By analyzing existing cross correlation between PancakeSwap and NKN, you can compare the effects of market volatilities on PancakeSwap and NKN and check how they will diversify away market risk if combined in the same portfolio for a given time horizon. You can also utilize pair trading strategies of matching a long position in PancakeSwap with a short position of NKN. Check out your portfolio center. Please also check ongoing floating volatility patterns of PancakeSwap and NKN.

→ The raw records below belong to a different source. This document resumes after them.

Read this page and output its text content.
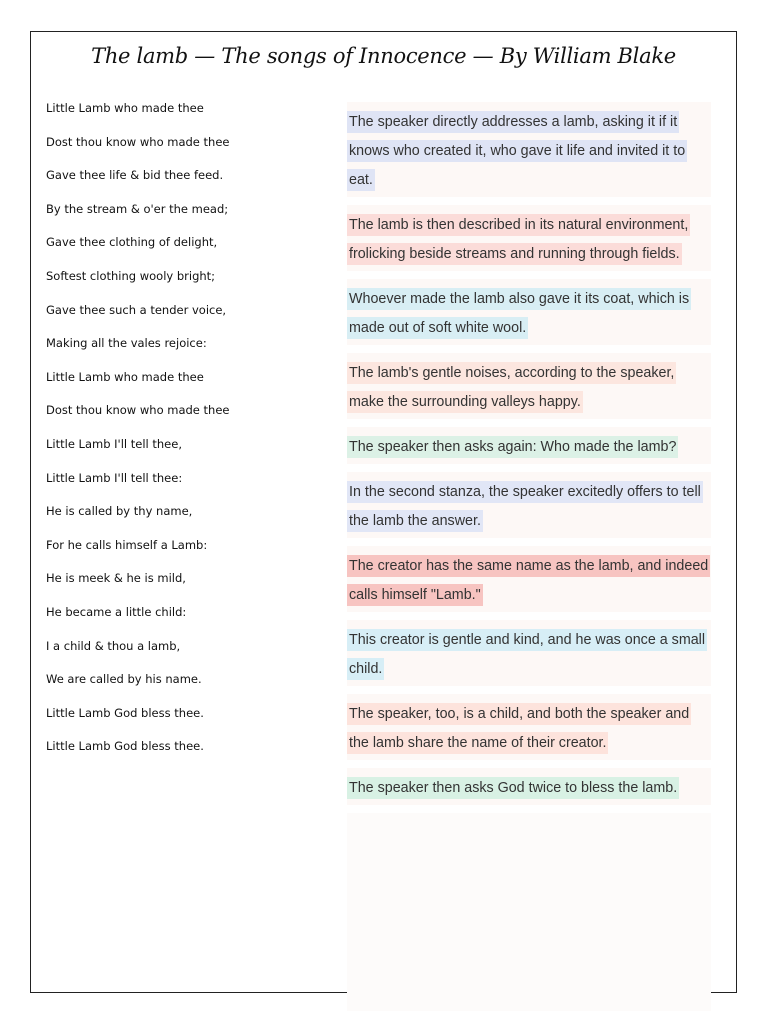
The lamb — The songs of Innocence — By William Blake
Little Lamb who made thee
Dost thou know who made thee
Gave thee life & bid thee feed.
By the stream & o'er the mead;
Gave thee clothing of delight,
Softest clothing wooly bright;
Gave thee such a tender voice,
Making all the vales rejoice:
Little Lamb who made thee
Dost thou know who made thee
Little Lamb I'll tell thee,
Little Lamb I'll tell thee:
He is called by thy name,
For he calls himself a Lamb:
He is meek & he is mild,
He became a little child:
I a child & thou a lamb,
We are called by his name.
Little Lamb God bless thee.
Little Lamb God bless thee.
The speaker directly addresses a lamb, asking it if it knows who created it, who gave it life and invited it to eat.
The lamb is then described in its natural environment, frolicking beside streams and running through fields.
Whoever made the lamb also gave it its coat, which is made out of soft white wool.
The lamb's gentle noises, according to the speaker, make the surrounding valleys happy.
The speaker then asks again: Who made the lamb?
In the second stanza, the speaker excitedly offers to tell the lamb the answer.
The creator has the same name as the lamb, and indeed calls himself "Lamb."
This creator is gentle and kind, and he was once a small child.
The speaker, too, is a child, and both the speaker and the lamb share the name of their creator.
The speaker then asks God twice to bless the lamb.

Diversification Opportunities for PancakeSwap and NKN
0.94 | Correlation Coefficient |
Almost no diversification
The 3 months correlation between PancakeSwap and NKN is 0.94. Overlapping area represents the amount of risk that can be diversified away by holding PancakeSwap and NKN in the same portfolio, assuming nothing else is changed. The correlation between historical prices or returns on NKN and PancakeSwap is a relative statistical measure of the degree to which these equity instruments tend to move together. The correlation coefficient measures the extent to which returns on PancakeSwap are associated (or correlated) with NKN. Values of the correlation coefficient range from -1 to +1, where. The correlation of zero (0) is possible when the price movement of NKN has no effect on the direction of PancakeSwap i.e., PancakeSwap and NKN go up and down completely randomly.
Pair Corralation between PancakeSwap and NKN
Assuming the 90 days trading horizon PancakeSwap is expected to generate 1.02 times less return on investment than NKN. But when comparing it to its historical volatility, PancakeSwap is 1.02 times less risky than NKN. It trades about 0.2 of its potential returns per unit of risk. NKN is currently generating about 0.2 of returns per unit of risk over similar time horizon. If you would invest 6.59 in NKN on September 3, 2024 and sell it today you would earn a total of 5.41 from holding NKN or generate 82.09% return on investment over 90 days.
Time Period | 3 Months [change] |
Direction | Moves Together |
Strength | Very Strong |
Accuracy | 100.0% |
Values | Daily Returns |
PancakeSwap vs. NKN
Performance |
Timeline |
PancakeSwap |
NKN |
PancakeSwap and NKN Volatility Contrast
Predicted Return Density |
Returns |
Pair Trading with PancakeSwap and NKN
The main advantage of trading using opposite PancakeSwap and NKN positions is that it hedges away some unsystematic risk. Because of two separate transactions, even if PancakeSwap position performs unexpectedly, NKN can make up some of the losses. Pair trading also minimizes risk from directional movements in the market. For example, if an entire industry or sector drops because of unexpected headlines, the short position in NKN will offset losses from the drop in NKN's long position.The idea behind PancakeSwap and NKN pairs trading is to make the combined position market-neutral, meaning the overall market's direction will not affect its win or loss (or potential downside or upside). This can be achieved by designing a pairs trade with two highly correlated stocks or equities that operate in a similar space or sector, making it possible to obtain profits through simple and relatively low-risk investment.Check out your portfolio center.Note that this page's information should be used as a complementary analysis to find the right mix of equity instruments to add to your existing portfolios or create a brand new portfolio. You can also try the Equity Search module to search for actively traded equities including funds and ETFs from over 30 global markets.